The world's largest computer chip maker is readying the processor, code-named Diamondville, for introduction toward the middle of this year. It is initially targeted at super-compact, mobile PCs costing around $250. And it will cost far less than the processors that Intel typically sells to PC makers.

"At the beginning, we said let's see what is the opportunity in the emerging markets," said Mooly Eden, who heads up Intel Corp's Mobile Platforms Group, in an interview. "Now, I wouldn't be surprised if at least 50 percent of the Netbooks would be sold in mature markets."

Netbook is the internal name Intel gave to the diminutive design, but PC makers such as Hewlett-Packard Co and Dell Inc will give the portable PC their own names. Eden expects big PC makers to design and sell the portable PCs using the new Intel processor.

And Intel also expects to sell lots of these new chips, which for now have the internal place-holder name of Fred. Intel will soon announce a new brand name for the processor.

"I believe the number in 2011 will be well above 50 million," Eden said, referring to market research estimates on the number of Netbook-type PCs such as the Eee PC that will be sold.

The Netbook is around the same size as the Asus Eee PC, which has been a runaway success. Dean McCarron, an analyst at Mercury Research, said the Eee PC, which uses the Linux operating system instead of Windows, sold 350,000 units in the fourth quarter.

"Immediately, that attracted the attention of a whole raft of competitors," McCarron said. "There's a design frenzy going on right now in that space."

Intel's Eden said that, typically, the Netbook would have a screen of 7 inches to 10 inches diagonally and a clam-shell design, like a regular notebook. He is careful to distinguish between what Intel calls the Mobile Internet Device, or MID, which you carry on you, and the Netbook, which can easily fit in a purse or shoulder bag.

"Time and again in our industry, when someone comes out with a very low-cost device, it immediately gets taken up across the industry," said Roger Kay, an analyst with Endpoint Technologies Associates.

Low cost is not low money

But just because it is low cost, does not mean Diamondville is low money for Intel, which is accustomed to company-wide gross margins of 50 percent to 60 percent -- a very high figure for a manufacturer.
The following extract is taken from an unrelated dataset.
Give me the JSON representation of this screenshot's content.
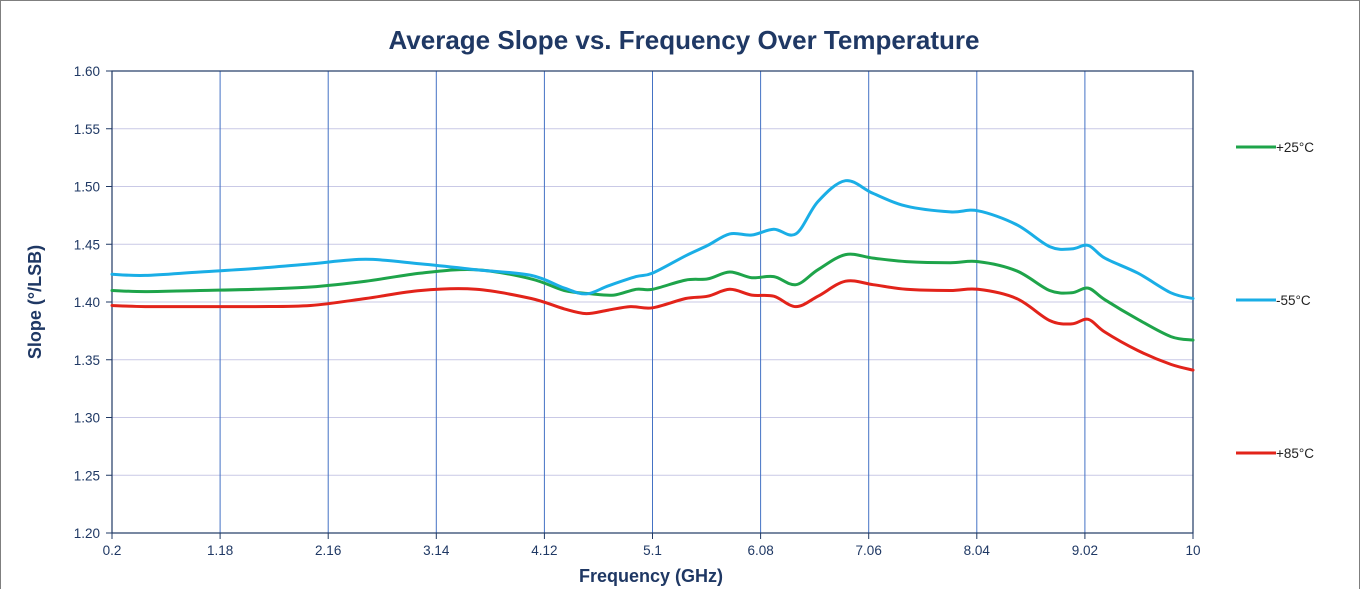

"They get 2,500 of those suckers out of each wafer," said Insight 64 analyst Nathan Brookwood. "Literally, they could sell them for $10 a pop and still make money."

Uday Marty, an Intel marketing director, said that Intel's own research turned up a number of segments for the Netbook, including education and a notebook for kids. What sets the Netbook apart from more expensive, full-featured laptops is content consumption.

It is best for playing music, streaming videos over the WiFi connection, text-messaging, video-chat, surfing the Web, updating personal blogs and the like, Marty said, who declined comment on Intel's planned pricing for Diamondville.

"It's really the perfect intersection of process technology, manufacturing, design and market opportunity," Marty said of Diamondville and the notebook PC, and ultimately, slim desktops, the chip will power. "I'm not worried from a margin dollar perspective."

Diamondville's die size is less than 25 square millimeters, or about a 10th of Intel's higher-performing microprocessors such as the low-cost Celeron chip.

"By moving to a smaller die size, you can actually have your margins increase, even as the average selling price of a PC is declining," McCarron added.